Microsoft says that its July revenues prediction for the current fiscal year is still on track and that the release of Windows XP in October will boost the company's financial performance. Microsoft Chief Financial Officer (CFO) John Connors, in Boston this week for a technology conference, reiterated that he expects the company to hit its revenue target of $28.8 billion to $29.6 billion for the fiscal year ending June 30, 2002. The first quarter, which ends in October, will be soft, Connors said, but the second quarter will be a different story.
"In the second quarter we anticipate that PC shipments will pick up a bit with the launch of Windows XP on October 25," he said, "and that the second half of the year \[will see\] a modest improvement over the previous year." Connors noted that Microsoft's entry into the video-game market with its Xbox device--due in early November--should also have a positive impact. But the Xbox, like XP, speaks to a different audience than Microsoft's traditional core market of businesses. "It's important for us to develop some cachet or coolness," he said, noting that the Xbox in particular is targeted at a much younger market that will evolve into Microsoft's future business customers.

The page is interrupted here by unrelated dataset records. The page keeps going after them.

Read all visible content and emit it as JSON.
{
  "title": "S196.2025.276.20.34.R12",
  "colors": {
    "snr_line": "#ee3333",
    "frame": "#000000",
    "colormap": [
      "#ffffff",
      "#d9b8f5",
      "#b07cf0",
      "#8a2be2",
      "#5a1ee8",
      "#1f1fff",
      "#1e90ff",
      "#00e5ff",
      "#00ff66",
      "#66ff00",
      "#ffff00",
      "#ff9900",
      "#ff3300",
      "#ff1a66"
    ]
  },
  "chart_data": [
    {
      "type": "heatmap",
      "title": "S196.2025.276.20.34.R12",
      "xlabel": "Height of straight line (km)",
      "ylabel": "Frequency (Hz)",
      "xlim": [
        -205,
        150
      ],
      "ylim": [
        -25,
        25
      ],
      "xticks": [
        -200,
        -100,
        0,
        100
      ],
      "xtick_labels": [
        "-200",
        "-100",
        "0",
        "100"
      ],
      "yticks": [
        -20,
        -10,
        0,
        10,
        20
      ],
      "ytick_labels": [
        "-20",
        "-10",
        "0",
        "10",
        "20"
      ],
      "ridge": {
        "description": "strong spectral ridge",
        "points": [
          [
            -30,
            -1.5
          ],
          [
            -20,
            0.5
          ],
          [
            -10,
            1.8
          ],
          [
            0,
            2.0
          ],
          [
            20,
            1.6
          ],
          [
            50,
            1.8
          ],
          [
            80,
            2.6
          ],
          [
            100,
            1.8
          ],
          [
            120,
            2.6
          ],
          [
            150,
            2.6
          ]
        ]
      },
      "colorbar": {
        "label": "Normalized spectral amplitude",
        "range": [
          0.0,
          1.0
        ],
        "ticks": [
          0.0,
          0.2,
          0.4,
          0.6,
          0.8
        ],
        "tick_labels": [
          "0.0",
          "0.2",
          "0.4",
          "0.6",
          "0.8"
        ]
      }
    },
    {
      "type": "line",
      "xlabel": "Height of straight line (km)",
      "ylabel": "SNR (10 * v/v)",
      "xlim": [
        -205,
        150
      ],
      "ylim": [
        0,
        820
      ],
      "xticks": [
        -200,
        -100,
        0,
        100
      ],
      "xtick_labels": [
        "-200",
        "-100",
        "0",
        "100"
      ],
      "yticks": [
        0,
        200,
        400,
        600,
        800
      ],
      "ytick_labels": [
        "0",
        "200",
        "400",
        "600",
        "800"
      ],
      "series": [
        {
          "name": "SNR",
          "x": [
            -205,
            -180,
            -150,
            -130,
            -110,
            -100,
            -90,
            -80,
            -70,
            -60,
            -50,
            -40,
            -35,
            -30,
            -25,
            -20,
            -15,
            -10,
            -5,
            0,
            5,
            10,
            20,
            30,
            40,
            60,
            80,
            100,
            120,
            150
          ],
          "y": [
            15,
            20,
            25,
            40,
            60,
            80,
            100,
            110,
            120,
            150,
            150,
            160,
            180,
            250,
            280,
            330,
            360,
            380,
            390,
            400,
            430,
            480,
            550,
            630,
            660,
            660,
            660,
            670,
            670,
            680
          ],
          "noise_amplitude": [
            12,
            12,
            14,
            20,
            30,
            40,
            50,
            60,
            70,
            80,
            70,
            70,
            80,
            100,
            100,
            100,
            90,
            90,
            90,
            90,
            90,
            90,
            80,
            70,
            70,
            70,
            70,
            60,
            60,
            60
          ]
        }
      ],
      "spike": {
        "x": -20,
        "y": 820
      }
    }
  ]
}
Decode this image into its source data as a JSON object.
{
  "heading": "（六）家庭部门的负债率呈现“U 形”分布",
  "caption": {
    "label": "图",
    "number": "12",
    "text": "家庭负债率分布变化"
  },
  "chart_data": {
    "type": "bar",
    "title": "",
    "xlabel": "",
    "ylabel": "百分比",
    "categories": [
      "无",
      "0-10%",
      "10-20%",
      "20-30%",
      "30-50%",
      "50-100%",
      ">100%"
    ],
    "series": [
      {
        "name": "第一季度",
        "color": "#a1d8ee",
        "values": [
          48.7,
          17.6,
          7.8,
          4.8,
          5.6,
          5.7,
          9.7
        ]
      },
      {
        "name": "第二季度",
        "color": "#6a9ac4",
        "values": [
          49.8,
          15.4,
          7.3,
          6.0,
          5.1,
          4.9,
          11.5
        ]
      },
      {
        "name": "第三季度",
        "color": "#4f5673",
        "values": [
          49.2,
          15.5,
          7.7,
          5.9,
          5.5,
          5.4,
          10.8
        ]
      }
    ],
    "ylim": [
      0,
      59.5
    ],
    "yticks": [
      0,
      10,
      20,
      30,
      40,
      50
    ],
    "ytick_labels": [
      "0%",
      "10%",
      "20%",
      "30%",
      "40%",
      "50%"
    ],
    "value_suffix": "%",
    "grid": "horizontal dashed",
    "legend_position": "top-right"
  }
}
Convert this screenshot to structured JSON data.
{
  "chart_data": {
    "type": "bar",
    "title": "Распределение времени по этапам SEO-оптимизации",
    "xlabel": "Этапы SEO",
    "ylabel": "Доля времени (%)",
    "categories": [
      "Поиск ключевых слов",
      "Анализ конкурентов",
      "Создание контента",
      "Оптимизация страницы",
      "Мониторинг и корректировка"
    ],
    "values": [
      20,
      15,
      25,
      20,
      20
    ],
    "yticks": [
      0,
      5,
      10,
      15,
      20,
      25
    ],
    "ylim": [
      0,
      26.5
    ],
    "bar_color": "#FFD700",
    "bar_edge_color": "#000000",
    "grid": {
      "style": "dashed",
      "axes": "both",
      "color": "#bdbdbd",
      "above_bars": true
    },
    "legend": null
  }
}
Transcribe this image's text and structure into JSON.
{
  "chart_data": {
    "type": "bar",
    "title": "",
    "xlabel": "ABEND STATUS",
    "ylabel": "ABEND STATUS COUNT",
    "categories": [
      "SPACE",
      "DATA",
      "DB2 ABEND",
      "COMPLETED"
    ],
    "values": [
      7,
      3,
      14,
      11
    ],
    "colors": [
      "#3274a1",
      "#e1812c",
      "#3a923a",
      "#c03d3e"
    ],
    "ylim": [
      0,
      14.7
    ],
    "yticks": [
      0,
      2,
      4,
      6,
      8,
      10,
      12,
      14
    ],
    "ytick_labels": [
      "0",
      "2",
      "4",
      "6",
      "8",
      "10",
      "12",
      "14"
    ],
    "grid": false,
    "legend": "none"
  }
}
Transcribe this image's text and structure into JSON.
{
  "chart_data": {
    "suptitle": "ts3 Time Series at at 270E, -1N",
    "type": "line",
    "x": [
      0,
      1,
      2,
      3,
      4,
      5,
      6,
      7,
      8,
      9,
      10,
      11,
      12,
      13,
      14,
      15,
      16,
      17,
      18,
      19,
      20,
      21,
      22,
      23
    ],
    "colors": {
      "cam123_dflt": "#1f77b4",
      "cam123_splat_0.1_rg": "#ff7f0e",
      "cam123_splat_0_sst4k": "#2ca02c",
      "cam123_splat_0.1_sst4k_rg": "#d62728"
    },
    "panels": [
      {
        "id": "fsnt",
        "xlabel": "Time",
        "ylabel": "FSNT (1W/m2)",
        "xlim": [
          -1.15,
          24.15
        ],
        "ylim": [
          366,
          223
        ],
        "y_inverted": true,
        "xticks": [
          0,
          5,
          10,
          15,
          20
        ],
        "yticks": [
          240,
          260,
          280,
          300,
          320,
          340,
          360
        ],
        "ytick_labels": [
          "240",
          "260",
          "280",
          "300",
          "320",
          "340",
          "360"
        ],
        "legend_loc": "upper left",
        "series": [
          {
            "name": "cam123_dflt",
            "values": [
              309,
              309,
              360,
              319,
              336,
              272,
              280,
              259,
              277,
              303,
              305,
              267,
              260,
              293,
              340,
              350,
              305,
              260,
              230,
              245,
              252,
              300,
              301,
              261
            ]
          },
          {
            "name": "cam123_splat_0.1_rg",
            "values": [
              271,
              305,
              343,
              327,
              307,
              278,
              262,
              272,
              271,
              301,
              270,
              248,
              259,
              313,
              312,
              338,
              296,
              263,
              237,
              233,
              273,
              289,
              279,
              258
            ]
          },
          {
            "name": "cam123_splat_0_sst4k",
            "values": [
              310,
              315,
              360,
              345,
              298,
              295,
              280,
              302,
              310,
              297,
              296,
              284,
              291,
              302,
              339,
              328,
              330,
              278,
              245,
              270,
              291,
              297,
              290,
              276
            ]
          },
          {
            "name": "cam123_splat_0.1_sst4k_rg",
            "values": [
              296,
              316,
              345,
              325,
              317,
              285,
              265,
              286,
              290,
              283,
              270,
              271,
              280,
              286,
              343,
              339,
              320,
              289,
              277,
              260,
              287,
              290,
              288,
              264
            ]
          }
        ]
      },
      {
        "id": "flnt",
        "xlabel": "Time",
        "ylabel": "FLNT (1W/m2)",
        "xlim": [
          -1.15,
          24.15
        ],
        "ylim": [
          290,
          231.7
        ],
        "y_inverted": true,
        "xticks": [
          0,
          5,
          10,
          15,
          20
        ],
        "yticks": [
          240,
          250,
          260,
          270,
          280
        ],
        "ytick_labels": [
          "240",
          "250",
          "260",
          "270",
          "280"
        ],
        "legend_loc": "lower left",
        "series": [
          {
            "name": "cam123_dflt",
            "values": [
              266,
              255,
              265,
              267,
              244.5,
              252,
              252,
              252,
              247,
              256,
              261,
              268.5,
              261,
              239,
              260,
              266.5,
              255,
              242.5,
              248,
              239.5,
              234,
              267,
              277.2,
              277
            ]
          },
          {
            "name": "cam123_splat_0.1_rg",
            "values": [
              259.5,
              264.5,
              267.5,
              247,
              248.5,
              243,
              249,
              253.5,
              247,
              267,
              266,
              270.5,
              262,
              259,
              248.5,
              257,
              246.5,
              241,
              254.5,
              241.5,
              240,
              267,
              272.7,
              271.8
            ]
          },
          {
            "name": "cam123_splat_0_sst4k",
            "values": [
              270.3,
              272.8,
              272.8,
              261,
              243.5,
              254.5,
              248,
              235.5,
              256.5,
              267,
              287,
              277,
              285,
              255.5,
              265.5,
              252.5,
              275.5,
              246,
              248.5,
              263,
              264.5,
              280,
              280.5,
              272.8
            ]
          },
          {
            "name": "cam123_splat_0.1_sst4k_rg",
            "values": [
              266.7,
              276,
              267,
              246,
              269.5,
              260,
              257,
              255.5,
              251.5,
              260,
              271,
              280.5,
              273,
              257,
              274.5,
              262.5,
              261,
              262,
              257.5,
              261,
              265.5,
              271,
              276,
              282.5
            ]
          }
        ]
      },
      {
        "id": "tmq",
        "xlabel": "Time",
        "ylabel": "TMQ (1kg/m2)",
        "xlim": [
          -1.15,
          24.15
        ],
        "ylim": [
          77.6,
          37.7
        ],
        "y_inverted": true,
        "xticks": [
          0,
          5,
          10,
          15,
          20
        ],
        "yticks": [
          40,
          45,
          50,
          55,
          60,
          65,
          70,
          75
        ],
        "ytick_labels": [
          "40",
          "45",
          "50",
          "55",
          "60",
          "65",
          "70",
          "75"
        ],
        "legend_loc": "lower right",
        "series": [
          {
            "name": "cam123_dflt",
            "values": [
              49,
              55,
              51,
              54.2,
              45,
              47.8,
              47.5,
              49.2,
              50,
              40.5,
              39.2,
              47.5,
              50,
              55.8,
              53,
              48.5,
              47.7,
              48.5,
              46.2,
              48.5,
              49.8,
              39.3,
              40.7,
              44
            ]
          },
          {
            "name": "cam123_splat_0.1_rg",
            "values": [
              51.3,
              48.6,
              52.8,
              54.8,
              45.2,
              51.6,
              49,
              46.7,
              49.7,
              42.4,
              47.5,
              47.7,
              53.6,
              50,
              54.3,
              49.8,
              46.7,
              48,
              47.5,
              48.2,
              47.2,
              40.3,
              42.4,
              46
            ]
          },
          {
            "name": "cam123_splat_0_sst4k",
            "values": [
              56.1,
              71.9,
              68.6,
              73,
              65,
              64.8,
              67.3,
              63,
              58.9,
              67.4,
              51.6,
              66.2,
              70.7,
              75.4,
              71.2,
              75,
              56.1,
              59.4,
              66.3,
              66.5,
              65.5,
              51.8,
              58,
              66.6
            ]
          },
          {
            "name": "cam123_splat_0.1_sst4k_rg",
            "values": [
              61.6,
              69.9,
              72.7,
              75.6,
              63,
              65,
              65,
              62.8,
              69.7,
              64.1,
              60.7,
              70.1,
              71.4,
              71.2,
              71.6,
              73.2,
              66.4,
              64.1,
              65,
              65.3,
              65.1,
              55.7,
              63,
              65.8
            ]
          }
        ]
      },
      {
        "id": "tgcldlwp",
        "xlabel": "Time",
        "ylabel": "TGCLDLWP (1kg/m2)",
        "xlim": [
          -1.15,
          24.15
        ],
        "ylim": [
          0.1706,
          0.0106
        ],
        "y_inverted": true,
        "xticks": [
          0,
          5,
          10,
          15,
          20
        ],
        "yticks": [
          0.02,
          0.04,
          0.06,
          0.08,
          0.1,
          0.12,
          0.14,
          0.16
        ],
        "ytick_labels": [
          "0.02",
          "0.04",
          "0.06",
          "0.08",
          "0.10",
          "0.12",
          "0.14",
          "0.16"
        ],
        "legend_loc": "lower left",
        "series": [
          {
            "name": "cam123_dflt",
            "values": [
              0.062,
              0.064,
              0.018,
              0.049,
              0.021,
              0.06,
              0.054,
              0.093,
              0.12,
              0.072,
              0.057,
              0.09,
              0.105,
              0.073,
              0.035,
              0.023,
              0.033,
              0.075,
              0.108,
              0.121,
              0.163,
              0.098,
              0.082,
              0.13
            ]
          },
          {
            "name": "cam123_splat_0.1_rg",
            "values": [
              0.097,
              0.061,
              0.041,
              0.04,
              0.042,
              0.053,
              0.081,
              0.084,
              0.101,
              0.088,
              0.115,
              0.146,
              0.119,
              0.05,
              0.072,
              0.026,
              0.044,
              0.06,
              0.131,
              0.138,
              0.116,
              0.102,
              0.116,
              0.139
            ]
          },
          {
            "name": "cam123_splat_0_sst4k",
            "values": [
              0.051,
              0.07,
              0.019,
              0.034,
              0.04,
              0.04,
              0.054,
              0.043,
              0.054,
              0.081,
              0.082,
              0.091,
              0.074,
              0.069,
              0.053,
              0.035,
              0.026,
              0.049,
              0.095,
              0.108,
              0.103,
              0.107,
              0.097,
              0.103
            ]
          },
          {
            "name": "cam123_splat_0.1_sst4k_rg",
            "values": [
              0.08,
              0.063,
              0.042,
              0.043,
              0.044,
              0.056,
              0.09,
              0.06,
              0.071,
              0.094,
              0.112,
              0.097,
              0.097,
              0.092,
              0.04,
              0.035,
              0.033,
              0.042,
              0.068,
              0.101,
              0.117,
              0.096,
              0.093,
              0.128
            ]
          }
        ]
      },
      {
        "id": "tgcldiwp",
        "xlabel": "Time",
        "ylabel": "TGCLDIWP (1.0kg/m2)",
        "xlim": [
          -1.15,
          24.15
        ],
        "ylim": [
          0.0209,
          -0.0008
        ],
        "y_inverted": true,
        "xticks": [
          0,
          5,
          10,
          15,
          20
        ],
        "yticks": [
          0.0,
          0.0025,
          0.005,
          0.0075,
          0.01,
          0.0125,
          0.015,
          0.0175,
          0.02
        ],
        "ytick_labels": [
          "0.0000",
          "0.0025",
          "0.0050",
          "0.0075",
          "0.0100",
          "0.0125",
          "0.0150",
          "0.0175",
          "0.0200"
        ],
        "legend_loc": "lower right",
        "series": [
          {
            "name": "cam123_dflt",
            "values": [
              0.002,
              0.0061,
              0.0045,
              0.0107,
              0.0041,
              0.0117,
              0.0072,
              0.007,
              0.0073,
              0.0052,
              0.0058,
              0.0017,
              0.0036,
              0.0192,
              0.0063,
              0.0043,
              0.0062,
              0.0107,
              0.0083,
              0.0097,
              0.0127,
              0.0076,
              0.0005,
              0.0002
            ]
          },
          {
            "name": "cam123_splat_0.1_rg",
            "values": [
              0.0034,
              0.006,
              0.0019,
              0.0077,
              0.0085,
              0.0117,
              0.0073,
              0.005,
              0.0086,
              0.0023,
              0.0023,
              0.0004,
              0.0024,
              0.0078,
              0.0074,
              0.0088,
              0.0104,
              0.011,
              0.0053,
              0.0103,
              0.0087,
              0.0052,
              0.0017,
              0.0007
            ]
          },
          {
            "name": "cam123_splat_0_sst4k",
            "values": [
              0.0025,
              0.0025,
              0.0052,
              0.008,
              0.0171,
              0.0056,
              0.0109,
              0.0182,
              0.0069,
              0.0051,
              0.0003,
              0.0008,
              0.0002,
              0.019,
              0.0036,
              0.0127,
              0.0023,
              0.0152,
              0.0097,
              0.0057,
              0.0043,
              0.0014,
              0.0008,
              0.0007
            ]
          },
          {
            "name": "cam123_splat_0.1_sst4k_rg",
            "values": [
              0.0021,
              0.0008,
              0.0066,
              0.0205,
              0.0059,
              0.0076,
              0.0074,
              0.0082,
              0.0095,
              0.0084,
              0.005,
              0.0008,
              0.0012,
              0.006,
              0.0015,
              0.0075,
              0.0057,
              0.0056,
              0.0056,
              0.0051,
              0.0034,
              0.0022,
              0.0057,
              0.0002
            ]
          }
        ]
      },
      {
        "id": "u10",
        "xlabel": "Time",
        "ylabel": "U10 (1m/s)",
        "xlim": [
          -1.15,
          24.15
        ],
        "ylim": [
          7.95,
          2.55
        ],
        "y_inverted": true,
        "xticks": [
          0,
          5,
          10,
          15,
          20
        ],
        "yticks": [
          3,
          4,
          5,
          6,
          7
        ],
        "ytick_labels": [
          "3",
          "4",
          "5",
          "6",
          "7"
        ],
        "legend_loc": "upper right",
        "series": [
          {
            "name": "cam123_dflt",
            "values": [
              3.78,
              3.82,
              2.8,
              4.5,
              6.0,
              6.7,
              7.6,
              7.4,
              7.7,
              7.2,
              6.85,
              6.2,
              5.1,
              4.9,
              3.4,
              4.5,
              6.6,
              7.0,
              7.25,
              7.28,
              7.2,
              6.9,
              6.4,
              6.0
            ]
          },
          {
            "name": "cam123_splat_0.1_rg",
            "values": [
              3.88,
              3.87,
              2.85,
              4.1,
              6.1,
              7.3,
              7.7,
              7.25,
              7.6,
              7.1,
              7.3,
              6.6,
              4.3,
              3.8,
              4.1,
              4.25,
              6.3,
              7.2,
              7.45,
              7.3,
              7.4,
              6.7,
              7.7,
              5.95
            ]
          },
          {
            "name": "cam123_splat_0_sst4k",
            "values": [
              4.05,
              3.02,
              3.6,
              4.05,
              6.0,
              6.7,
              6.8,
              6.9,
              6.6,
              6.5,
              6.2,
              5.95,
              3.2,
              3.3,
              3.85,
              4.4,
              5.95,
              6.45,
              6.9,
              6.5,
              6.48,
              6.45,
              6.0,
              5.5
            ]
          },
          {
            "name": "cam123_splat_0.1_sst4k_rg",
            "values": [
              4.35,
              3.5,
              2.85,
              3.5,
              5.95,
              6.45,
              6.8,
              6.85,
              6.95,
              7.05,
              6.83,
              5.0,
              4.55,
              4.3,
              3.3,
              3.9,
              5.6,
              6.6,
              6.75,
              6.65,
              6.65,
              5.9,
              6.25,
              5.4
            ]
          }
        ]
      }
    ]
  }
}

Connors said that the economic slowdown is affecting Microsoft less than other companies because of its diverse portfolio and lack of reliance on the dying dot-com market. And the company's broad geographic footprint lets it weather regional problems more adeptly than some of its competition. Although Microsoft is concerned about the downturn in PC sales, Connors says that the slump won't affect the company's profits or expansion plans.